Never Give Up
Once upon a time I interviewed for an ML/DS/software engineering position.
I didn’t get the gig (as the inimitable Time Hopper says, never give
up), but came away
with a fun programming exercise.
In the room, I put together some reasonable Python to solve and test it, but I
wanted to try my hand at using
cats-effect to work through this in
some functional Scala.
What is Your Problem and Why is it Interesting?
Your mission, should you choose to accept it, is to implement (and test) a data structure that looks a bit like a dictionary/map/hash/associative array/whatever your language calls it, but with a twist. In pseudo-Scala, your Time Traveling Key-Value Store (TTKV from now on) should have two methods that look a bit like the following (note that we change this a little in our implementation for functional programming goodness):
def put(key: K, value: V): Unit
def get(key: K, time: Option[Long] = None): Option[V]

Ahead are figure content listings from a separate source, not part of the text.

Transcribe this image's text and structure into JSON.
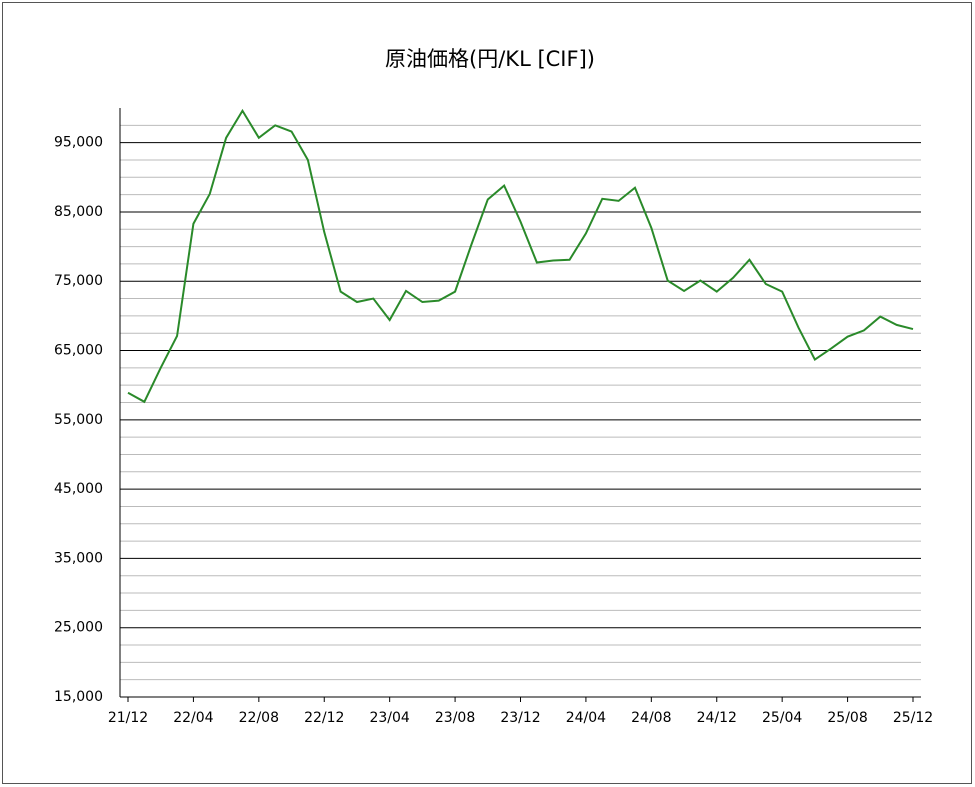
{
  "chart_data": {
    "type": "line",
    "title": "原油価格(円/KL [CIF])",
    "categories": [
      "21/12",
      null,
      null,
      null,
      "22/04",
      null,
      null,
      null,
      "22/08",
      null,
      null,
      null,
      "22/12",
      null,
      null,
      null,
      "23/04",
      null,
      null,
      null,
      "23/08",
      null,
      null,
      null,
      "23/12",
      null,
      null,
      null,
      "24/04",
      null,
      null,
      null,
      "24/08",
      null,
      null,
      null,
      "24/12",
      null,
      null,
      null,
      "25/04",
      null,
      null,
      null,
      "25/08",
      null,
      null,
      null,
      "25/12"
    ],
    "series": [
      {
        "name": "原油価格",
        "color": "#2a8a2a",
        "values": [
          58900,
          57600,
          62500,
          67100,
          83300,
          87600,
          95700,
          99600,
          95700,
          97500,
          96600,
          92500,
          82100,
          73500,
          72000,
          72500,
          69400,
          73600,
          72000,
          72200,
          73500,
          80300,
          86800,
          88800,
          83600,
          77700,
          78000,
          78100,
          81900,
          86900,
          86600,
          88500,
          82700,
          75100,
          73600,
          75100,
          73500,
          75500,
          78100,
          74600,
          73500,
          68300,
          63700,
          65300,
          67000,
          67900,
          69900,
          68700,
          68100
        ]
      }
    ],
    "ylim": [
      15000,
      100000
    ],
    "yticks": [
      {
        "value": 15000,
        "label": "15,000"
      },
      {
        "value": 25000,
        "label": "25,000"
      },
      {
        "value": 35000,
        "label": "35,000"
      },
      {
        "value": 45000,
        "label": "45,000"
      },
      {
        "value": 55000,
        "label": "55,000"
      },
      {
        "value": 65000,
        "label": "65,000"
      },
      {
        "value": 75000,
        "label": "75,000"
      },
      {
        "value": 85000,
        "label": "85,000"
      },
      {
        "value": 95000,
        "label": "95,000"
      }
    ],
    "minor_yticks": [
      17500,
      20000,
      22500,
      27500,
      30000,
      32500,
      37500,
      40000,
      42500,
      47500,
      50000,
      52500,
      57500,
      60000,
      62500,
      67500,
      70000,
      72500,
      77500,
      80000,
      82500,
      87500,
      90000,
      92500,
      97500
    ],
    "grid": true
  }
}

Calling put should store the (key, value) pair in your TTKV.
Calling get, however, has some interesting behavior.
If you don’t supply an optional time, it returns the latest value you stored
with the key.
If you do supply a time, TTKV returns the value it had for key at that
time.
For instance, if you first call TTKV.put("a", 1) at time 3, then later at
time 7 you call TTKV.put("a", 2), then
TTKV.get("a")should beSome(2),TTKV.get("a", Some(6))should be 1, since 6 is after 3 but before 7,TTKV.get("a", Some(n))should beSome(2)for anyn ≥ 7TTKV.get("a", Some(n))should beNonefor anyn < 3TTKV.get(x, y)should beNonefor any otherxandy.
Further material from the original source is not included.